Père,
descends des cieux, j'ai oublié
les prières que la grand mère m'a enseigné,
la pauvre, elle repose en paix à présent,
elle n'a plus à laver, nettoyer, elle n'a
plus à se tracasser toute la journée à propos de vêtements,
elle n'a plus à veiller la nuit, de peine en peine,
à prier, à t'implorer des choses, à regimber doucement.

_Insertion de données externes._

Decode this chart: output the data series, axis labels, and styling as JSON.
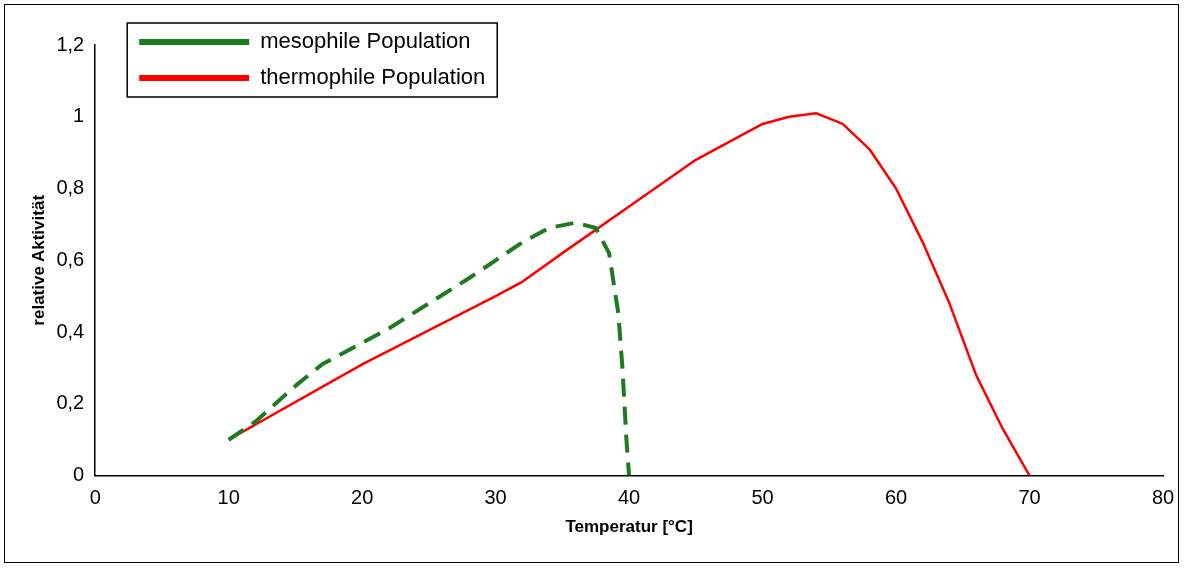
{
  "chart_data": {
    "type": "line",
    "xlabel": "Temperatur [°C]",
    "ylabel": "relative Aktivität",
    "xlim": [
      0,
      80
    ],
    "xticks": [
      0,
      10,
      20,
      30,
      40,
      50,
      60,
      70,
      80
    ],
    "ylim": [
      0,
      1.2
    ],
    "yticks": [
      0,
      {
        "value": 0.2,
        "label": "0,2"
      },
      {
        "value": 0.4,
        "label": "0,4"
      },
      {
        "value": 0.6,
        "label": "0,6"
      },
      {
        "value": 0.8,
        "label": "0,8"
      },
      1,
      {
        "value": 1.2,
        "label": "1,2"
      }
    ],
    "grid": false,
    "legend": "top left",
    "marker": "none",
    "series": [
      {
        "name": "mesophile Population",
        "color": "#1e7a1e",
        "line_style": "dashed",
        "x": [
          10,
          12,
          15,
          17,
          20,
          22,
          25,
          28,
          30,
          32,
          34,
          36,
          37.5,
          38.5,
          39.2,
          39.5,
          39.8,
          40
        ],
        "values": [
          0.1,
          0.15,
          0.25,
          0.31,
          0.37,
          0.41,
          0.48,
          0.55,
          0.6,
          0.65,
          0.69,
          0.705,
          0.69,
          0.62,
          0.45,
          0.3,
          0.1,
          0
        ]
      },
      {
        "name": "thermophile Population",
        "color": "#ff0000",
        "line_style": "solid",
        "x": [
          10,
          20,
          30,
          32,
          35,
          40,
          45,
          50,
          52,
          54,
          56,
          58,
          60,
          62,
          64,
          66,
          68,
          70
        ],
        "values": [
          0.1,
          0.31,
          0.5,
          0.54,
          0.62,
          0.75,
          0.88,
          0.98,
          1.0,
          1.01,
          0.98,
          0.91,
          0.8,
          0.65,
          0.48,
          0.28,
          0.13,
          0
        ]
      }
    ]
  }
}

Descends des cieux; si tu y es, alors oui descends,
car je me meurs de faim dans mon recoin,
car je ne sais pas de quoi sert que je sois né,
car je vois mes mains rejetées,
je n'ai pas de travail, je n'ai rien,
baisse toi un peu de là haut, et contemple
ce que je suis, cette chaussure déchirée,
cette angoisse, cet estomac vide,
cette ville sans pain pour mes dents, la fièvre
qui me vrille la chair,
ce sommeil de fortune,
là sous la pluie, châtié par le froid, persécuté,
je te dis que je ne comprends pas, Père, penche-toi,
touche moi l'âme, regarde moi
le cœur,
je n'ai pas volé, je n'ai pas assassiné, j'ai été enfant
et en retour on m'a frappé et on m'a frappé,
je te dis que je ne comprends pas, Père, penche-toi,
si tu es là haut, car je cherche
la résignation en moi et je n'ai rien et je vais
me raccrocher à la rage et je vais l'aiguiser
pour frapper et je vais
hurler jusqu'à ce que le sang me vienne au cou
parce que je n'en puis plus, j'ai des reins
et je suis un homme,
descends, Père,
qu'est il advenu de ta créature ?
Un animal enragé
qui mastique le pavé de la rue ?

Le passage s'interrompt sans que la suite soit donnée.